Breaking the Chain of Family Dysfunction by Lauren Christiansen

Updated: Sep 4


Photo credit: Pexels



Jennifer grew up in a highly dysfunctional home. Her mother died at a young age and her father was an alcoholic who went in and out of recovery. When drunk, her father was abusive and angry. When sober, he was quiet and sad. As a child, she would become hopeful every time he became sober again, but it made little difference. He was incapable of showing affection, whether drunk or sober. He never really went to AA or therapy. She internalized the rejection from her father, believing all of it to be her fault.


Jennifer ran away from home at 18 and rarely spoke to her father from that day forward. At 25 she met a handsome, charismatic man who professed his love to her. She noticed that he drank a little too much, but she didn’t let it bother her. After all, he had so much going for her and Jennifer was desperate to be loved. His drinking progressed over the years, just like her father. He began emotionally abusing her, just like her father had. He also went through moments of sobriety, where he seemed angry and sullen. Nothing she did or didn’t do seemed to make things better.


After she left her husband, she began to analyze the relationship. How could she have married a man exactly like her father, the type of man she had once ran far away from? How could she have put herself in that situation? She couldn’t understand what made her attracted to men so much like the type she despised. Why had she repeated this vicious cycle? Unfortunately, Jennifer is not alone. Many people who grow up in dysfunctional homes go on to marry people exactly like their parents. Why is this? Why do some find comfort in the dysfunction that caused them so much pain? Here are what some psychologists say:


Attachment Theories & The Unconscious Mind

Psychologists have put together research over the years that gives some insight as to why people choose relationships where their partner is similar to one of their parents.

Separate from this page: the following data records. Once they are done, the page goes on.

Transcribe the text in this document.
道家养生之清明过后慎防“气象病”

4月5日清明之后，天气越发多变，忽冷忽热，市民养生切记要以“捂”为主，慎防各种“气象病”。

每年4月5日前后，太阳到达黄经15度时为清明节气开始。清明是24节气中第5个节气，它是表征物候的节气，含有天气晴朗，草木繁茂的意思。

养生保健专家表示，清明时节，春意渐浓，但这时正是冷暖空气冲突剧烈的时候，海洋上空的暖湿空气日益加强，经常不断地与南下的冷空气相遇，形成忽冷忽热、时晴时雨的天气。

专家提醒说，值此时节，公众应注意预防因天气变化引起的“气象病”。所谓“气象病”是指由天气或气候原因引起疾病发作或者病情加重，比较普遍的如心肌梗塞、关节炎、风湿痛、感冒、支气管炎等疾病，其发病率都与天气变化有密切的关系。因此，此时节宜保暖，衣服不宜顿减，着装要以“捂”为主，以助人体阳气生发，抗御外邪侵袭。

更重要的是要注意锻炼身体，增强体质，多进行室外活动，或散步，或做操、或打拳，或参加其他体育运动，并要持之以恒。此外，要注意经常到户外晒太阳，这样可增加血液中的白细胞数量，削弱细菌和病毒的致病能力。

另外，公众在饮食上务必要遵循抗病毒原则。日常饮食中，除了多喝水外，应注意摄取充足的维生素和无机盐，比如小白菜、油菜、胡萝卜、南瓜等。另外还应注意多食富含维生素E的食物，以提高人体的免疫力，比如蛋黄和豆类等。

The research suggests that our earliest relationships with our parents influence the way we connect to others as adults, and creates an internalized script within us that tells us how relationships are supposed to work.


Insecurely attached children, or children who come from dysfunctional homes, may develop anxious or avoidant attachments. Anxiously attached people tend to have a negative view of themselves and seek outside validation from a significant other. Individuals who have avoidant attachments also have a negative self-image, but also tend to be passive and dependent. They crave intimacy but are terrified of being hurt, and usually distrust others. Individuals with these attachment disorders have difficulty forming healthy relationships later in life.


We Seek the Familiar

People are creatures of habit, and anything unfamiliar to them is going to cause discomfort. A girl who was abused as a child might be uncomfortable in a relationship with a man who treats her properly. As a child, she internalized the message that men are supposed to treat women like this. Though she probably knows this is intellectually false, she may have difficulty detaching from this belief, emotionally. Even though she might despise her father and want nothing to do with him, she will subconsciously seek out a relationship structure that is familiar to her. Therefore, a relationship with an abusive man will seem safer to her than a relationship with an emotionally healthy man.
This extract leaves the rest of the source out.